Wat is een bijenkorf en bijenkast?

De bijenkorf wordt gevlochten van stro of buntgras. Als vlechtband werd eerst gespleten braamstengel of wilgenbast gebruikt, later gespleten rotan. Een ander type bijenkorf, de ‘bisschopsmuts’, wordt gevlochten van wilgenteen. De mand wordt aan de buitenkant besmeerd met leem en koemest. Daar overheen komt een muts van buntgras. In de bijenkorf worden de raten door de bijen vast gebouwd. De imker brengt houten spijlen aan om de raten te ondersteunen. Om de honing te oogsten, moeten de raten worden uitgebroken; daartoe moeten de bijen worden verwijderd. Vroeger gebeurde dit door afzwavelen: onder de korf werd zwavel verbrand; door de zwaveldampen werden de bijen gedood. Later ontdekte men dat door verbranden van natronsalpeter de bijen worden bedwelmd, maar niet gedood, en ging men over tot salpeteren. Ook kan men een bijenvolk uit zijn korf verwijderen door afkloppen (ook aftrommelen of jagen genoemd). Hiertoe zet men de korf met gesloten vlieggat op de kop en plaatst er een lege korf (een even grote of wijdere, zgn. jaagkorf of jaagkieps) bovenop. Beide korven worden met krammen aan elkaar bevestigd. Wanneer men van onder af, geleidelijk hoger gaande, met beide handen op de bevolkte korf klopt, lopen de bijen over in de bovenste.
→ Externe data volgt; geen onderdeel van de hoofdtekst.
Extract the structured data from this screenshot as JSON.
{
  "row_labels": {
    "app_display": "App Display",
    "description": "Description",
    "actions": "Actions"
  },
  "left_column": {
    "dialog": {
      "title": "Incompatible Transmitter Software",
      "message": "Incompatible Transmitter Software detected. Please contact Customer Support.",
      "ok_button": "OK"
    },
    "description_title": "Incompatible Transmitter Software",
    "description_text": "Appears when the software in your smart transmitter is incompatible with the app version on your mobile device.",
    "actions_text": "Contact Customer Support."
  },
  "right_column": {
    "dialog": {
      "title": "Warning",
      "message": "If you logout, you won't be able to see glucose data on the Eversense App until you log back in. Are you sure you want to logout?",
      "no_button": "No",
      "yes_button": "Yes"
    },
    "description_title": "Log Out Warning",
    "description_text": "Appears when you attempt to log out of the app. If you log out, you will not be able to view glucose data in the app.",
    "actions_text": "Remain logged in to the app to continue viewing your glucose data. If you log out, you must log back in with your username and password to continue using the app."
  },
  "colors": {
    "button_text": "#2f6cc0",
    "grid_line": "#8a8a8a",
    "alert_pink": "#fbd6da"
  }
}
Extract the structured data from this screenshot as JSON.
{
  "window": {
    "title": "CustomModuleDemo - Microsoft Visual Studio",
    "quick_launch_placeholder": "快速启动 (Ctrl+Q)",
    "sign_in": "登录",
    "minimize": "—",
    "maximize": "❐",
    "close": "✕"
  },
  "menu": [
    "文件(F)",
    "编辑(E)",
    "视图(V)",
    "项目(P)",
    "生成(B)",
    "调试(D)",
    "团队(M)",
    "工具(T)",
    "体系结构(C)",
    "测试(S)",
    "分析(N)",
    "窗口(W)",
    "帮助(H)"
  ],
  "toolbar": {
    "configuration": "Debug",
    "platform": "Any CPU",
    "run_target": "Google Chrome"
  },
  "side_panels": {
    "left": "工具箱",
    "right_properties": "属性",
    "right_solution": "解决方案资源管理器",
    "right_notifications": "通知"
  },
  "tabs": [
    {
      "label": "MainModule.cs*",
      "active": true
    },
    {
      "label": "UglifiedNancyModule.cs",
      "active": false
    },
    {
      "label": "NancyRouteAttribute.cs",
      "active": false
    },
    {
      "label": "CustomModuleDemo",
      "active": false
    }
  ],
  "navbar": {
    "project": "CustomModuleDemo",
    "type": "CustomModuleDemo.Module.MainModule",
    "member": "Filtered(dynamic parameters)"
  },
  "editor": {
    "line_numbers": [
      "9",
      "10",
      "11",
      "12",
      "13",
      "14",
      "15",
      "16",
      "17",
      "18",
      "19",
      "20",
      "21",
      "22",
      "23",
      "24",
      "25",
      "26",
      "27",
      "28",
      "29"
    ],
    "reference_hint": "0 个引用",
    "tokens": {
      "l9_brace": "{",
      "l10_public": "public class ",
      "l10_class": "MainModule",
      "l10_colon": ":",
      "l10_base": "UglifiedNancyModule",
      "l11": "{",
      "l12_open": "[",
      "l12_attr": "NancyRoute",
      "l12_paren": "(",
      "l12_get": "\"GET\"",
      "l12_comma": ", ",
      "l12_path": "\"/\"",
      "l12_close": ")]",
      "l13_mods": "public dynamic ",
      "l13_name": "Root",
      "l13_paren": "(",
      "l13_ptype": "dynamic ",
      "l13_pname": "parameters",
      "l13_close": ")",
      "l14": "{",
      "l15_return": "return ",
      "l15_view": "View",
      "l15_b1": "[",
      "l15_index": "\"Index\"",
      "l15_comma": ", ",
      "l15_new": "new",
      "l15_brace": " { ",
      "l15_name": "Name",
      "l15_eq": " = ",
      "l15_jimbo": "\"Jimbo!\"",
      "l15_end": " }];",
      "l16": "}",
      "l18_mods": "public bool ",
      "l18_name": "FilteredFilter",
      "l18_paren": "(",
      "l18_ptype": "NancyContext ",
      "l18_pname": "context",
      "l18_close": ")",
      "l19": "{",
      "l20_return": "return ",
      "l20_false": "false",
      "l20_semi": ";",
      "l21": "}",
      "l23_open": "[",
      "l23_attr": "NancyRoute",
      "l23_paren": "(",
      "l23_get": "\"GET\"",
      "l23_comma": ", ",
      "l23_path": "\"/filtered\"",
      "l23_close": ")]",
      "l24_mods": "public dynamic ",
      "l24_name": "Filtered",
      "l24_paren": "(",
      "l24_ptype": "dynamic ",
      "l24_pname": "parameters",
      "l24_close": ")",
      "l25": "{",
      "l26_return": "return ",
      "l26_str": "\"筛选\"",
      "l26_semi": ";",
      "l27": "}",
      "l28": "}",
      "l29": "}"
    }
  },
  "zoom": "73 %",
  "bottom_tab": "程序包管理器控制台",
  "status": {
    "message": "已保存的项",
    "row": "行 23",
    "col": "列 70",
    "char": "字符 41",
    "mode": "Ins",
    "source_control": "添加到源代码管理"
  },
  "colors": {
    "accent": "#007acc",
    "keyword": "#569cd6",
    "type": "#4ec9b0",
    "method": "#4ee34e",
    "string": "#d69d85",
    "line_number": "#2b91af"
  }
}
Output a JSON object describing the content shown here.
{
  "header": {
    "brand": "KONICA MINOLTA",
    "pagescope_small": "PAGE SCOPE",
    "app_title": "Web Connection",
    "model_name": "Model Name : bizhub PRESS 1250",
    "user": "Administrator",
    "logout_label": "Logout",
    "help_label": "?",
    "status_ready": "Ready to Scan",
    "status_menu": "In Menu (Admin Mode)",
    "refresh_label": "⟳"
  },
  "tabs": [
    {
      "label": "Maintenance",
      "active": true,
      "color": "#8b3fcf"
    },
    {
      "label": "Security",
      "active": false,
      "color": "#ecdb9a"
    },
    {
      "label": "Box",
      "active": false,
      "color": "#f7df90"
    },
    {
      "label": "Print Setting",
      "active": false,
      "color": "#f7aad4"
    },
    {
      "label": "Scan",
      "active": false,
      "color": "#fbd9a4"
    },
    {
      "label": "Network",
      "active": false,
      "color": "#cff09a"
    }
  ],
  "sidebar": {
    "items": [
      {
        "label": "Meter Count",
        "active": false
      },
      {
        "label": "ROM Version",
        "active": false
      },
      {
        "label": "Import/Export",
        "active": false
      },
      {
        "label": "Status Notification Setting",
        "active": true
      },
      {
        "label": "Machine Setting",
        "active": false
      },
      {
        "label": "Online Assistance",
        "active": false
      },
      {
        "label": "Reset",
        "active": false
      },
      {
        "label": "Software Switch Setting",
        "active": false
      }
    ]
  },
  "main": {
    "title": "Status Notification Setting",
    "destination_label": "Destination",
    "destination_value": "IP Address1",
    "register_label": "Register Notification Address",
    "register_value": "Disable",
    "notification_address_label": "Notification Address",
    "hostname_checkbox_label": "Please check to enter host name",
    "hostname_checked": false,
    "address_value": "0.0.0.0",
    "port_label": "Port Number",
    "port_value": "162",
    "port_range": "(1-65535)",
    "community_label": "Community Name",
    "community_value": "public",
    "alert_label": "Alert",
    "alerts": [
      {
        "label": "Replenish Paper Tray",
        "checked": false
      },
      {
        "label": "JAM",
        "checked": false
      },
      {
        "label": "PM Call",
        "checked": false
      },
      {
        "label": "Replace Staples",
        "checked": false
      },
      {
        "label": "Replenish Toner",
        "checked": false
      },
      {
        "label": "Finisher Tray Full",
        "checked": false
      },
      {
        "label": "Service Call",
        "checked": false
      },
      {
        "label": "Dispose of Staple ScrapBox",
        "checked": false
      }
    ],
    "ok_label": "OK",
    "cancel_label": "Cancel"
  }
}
Op het einde van de 19de eeuw ontdekte men dat de bijen in houten raampjes gebouwde raten die overal 4–8 mm van de wand van de bijenwoning blijven, niet vast bouwen. Zo ontstond de (meestal houten) bijenkast met ramen.

Om de bijenwoning tegen weersinvloeden te beschermen worden de korven altijd, de kasten vaak in een bijenstal of bijenhal geplaatst.